The fear was that frogs could be covered with geotextile and pondliner. This meant watching the mud for movement, gathering up the frogs we found, setting them gently into buckets and carrying them up to the small pools behind the Ecology Centre, where we let them slide into the water. But the big pond had a magnetic hold on them, and they came hopping back along the woodland path again and again over the two days we worked.
It was an unforgettable team effort for those of us involved with the laying of the pondliner that St Patrick’s Day. The persistence of those frogs was legendary! Now, when we see the new season’s tadpoles swimming in the ponds, or later on, when we catch a glimpse of an adult frog on its own somewhere around the reserve, we know what their parents and grandparents went through to keep the frog family tree going.*
*Frogs have been in trouble for years now, worldwide. In 2005, when the pondliner was replaced, some of the Gillespie Park frogs were suffering from a disease called Redleg. At pond dipping for half term, 2014, there were NO frogs at all. The only tadpoles were toad tadpoles. If you have a pond and there were frogs in it, well done. Consider yourself blessed.
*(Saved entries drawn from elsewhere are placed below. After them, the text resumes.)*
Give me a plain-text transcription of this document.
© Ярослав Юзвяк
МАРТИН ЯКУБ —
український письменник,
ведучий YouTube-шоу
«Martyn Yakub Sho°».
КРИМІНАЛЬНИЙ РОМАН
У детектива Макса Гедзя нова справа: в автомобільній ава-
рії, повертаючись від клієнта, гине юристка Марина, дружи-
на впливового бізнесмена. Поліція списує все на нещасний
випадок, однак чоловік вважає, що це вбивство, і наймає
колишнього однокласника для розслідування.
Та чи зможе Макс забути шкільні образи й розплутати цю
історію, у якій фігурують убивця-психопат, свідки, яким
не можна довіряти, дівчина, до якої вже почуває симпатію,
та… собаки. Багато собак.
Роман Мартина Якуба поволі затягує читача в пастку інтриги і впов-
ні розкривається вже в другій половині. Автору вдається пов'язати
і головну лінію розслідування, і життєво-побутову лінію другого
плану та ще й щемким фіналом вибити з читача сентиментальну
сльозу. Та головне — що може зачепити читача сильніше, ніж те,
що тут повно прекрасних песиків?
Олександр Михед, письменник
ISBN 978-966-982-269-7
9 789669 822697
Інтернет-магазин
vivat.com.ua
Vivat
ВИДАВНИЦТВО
May 2014 – Half term Pond Dipping, tadpoles in Main Pond
Carry on along the boardwalk with the main pond on your left; now follow the path. St Thomas’ Meadow is on your right, and the stone circle and Lupin Meadow to your left. A wooden gate is before you; a length of chain looped round a post keeps it shut. Lift the chain, open the gate and walk through. Turn round and close the gate, replacing the chain. Closing the gate behind us is the custom here on the reserve, as it is in the countryside. Here, the gate separates the dog-walking area from that of the Main Pond, and keeps ground-nesting birds safe from disturbance.
Walk on into the wooded area. Local dogs and their owners make good use of the lower park from here through the Kickabout (open play) area and Ambler Wood to the back gate. On this flat field, the stage and stalls were set up for the Gillespie Festival. Walking to the back gate, you emerge onto Quill Street, a short walk away from Monsell and St Thomas’s Roads.